Solidarity wanted Eskom to pay 34 retired licensed nuclear power operators at the Koeberg Power Station a yearly once-off non-pensionable payment equal to double the basic salaries.
Eskom said the union also alleged that the agreement included a system of early retirement to these employees in terms of which they would be credited with condoned service of six months for each year served as a licensed operator, or pro rata for part thereof in addition to the 12 months ordinarily credited.
Solidarity told Fin24 this week that it had “resigned itself” to the Constitutional Court ruling, but should the opportunity arise “we would fight another 17 years for these members”.
Deon Reyneke, head of Solidarity’s Energy Industry, said “sometimes you don’t get the result you deserve, but it doesn’t mean the battle wasn’t worth it”.
The court stated that “the application should be dismissed as it bears no prospect of success”.
Eskom said its response throughout the years had always been that no agreement had been entered into, and that only proposals had been discussed between the parties.
Reyneke said Solidarity was disappointed by the ruling, and it was “still convinced that the manager of the power station acted within his mandate in 1998 and that the agreement was thus valid”.
The case dates back to 1998 when Solidarity and Eskom reached an agreement that the Koeberg nuclear power operators may, in accordance with generally accepted international practice, go on early retirement due to the hazardous nature of their work, explained Reyneke.
“In addition, Eskom would continue to contribute to the employees’ pension to avoid penalties due to early retirement. This would have been calculated according to a fixed formula based on years of service.

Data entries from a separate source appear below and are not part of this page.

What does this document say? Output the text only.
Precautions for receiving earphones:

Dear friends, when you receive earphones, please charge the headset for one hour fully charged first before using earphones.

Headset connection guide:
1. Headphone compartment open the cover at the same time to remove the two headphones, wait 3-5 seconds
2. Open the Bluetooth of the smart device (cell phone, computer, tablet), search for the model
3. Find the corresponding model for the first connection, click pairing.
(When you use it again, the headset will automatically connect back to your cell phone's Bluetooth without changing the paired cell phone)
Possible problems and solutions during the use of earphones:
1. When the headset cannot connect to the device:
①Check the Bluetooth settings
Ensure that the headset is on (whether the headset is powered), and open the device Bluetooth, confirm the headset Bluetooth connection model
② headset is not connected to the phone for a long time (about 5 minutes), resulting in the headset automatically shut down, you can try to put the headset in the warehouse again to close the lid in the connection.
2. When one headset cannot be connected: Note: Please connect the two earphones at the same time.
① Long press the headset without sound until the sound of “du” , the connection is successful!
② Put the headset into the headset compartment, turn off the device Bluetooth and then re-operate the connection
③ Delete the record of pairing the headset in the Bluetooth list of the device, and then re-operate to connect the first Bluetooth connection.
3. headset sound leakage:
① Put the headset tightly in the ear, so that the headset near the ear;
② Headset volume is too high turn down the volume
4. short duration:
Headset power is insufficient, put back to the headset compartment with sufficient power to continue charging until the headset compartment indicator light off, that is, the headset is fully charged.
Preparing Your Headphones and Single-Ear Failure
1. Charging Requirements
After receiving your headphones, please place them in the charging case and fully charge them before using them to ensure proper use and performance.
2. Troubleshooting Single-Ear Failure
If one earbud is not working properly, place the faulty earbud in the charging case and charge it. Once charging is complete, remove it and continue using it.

“The formal agreement was ratified on 2 November 1998, and an Eskom directive (written policy) was issued by the manager of the Koeberg Power Station. Soon, a group of employees, who also wanted to benefit from the agreement but didn’t qualify for it, threatened with strike action.
“Suddenly, Eskom argued that the manager of the power station acted outside his powers and mandate and that the agreement was not valid. According to Solidarity’s information, the decision to withdraw the agreement came directly from the former CEO in a bid to avert the impending strike.

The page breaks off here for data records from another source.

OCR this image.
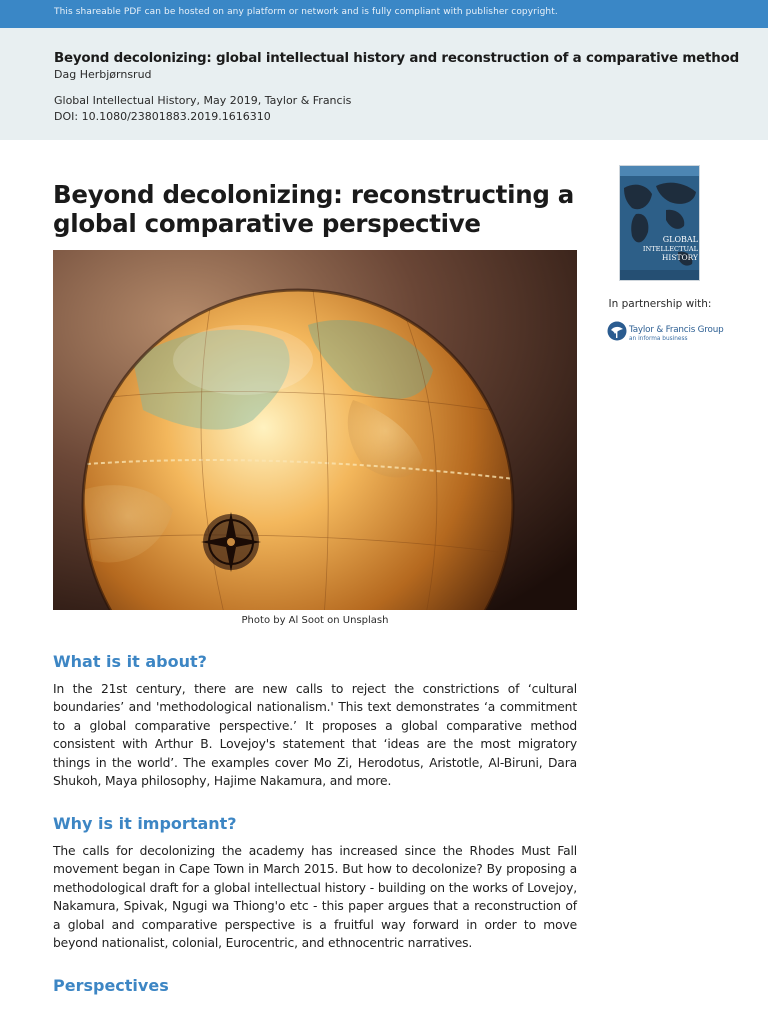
This shareable PDF can be hosted on any platform or network and is fully compliant with publisher copyright.
Beyond decolonizing: global intellectual history and reconstruction of a comparative method
Dag Herbjørnsrud
Global Intellectual History, May 2019, Taylor & Francis
DOI: 10.1080/23801883.2019.1616310
Beyond decolonizing: reconstructing a global comparative perspective
Photo by Al Soot on Unsplash
What is it about?

In the 21st century, there are new calls to reject the constrictions of ‘cultural boundaries’ and 'methodological nationalism.' This text demonstrates ‘a commitment to a global comparative perspective.’ It proposes a global comparative method consistent with Arthur B. Lovejoy's statement that ‘ideas are the most migratory things in the world’. The examples cover Mo Zi, Herodotus, Aristotle, Al-Biruni, Dara Shukoh, Maya philosophy, Hajime Nakamura, and more.

Why is it important?

The calls for decolonizing the academy has increased since the Rhodes Must Fall movement began in Cape Town in March 2015. But how to decolonize? By proposing a methodological draft for a global intellectual history - building on the works of Lovejoy, Nakamura, Spivak, Ngugi wa Thiong'o etc - this paper argues that a reconstruction of a global and comparative perspective is a fruitful way forward in order to move beyond nationalist, colonial, Eurocentric, and ethnocentric narratives.

Perspectives
GLOBAL
INTELLECTUAL
HISTORY
In partnership with:
Taylor & Francis Group
an informa business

“Solidarity declared a dispute and the matter was referred to the Labour Court. After a drawn-out legal process which went backwards and forwards, the case finally went to court in 2010 and 2011.
“The court found for Solidarity, ordering Eskom to honour the agreement. Eskom approached the Labour Appeal Court and in 2013 this court found for Eskom. Solidarity then applied to the Constitutional Court for leave to appeal against the Labour Appeal Court ruling. In May this year, the Constitutional Court rejected the application,” Reyneke said.
Eskom said its legal team will now proceed to recover its legal costs from Solidarity.
“The process for recovering legal costs entails a bill of costs being drawn up by attorneys, which is then submitted to the taxing master at the court for taxation,” said Eskom spokesperson Khulu Phasiwe.
“The taxing master allows certain costs and may disallow others in accordance with a specific tariff. The process will therefore take some time to finalise.”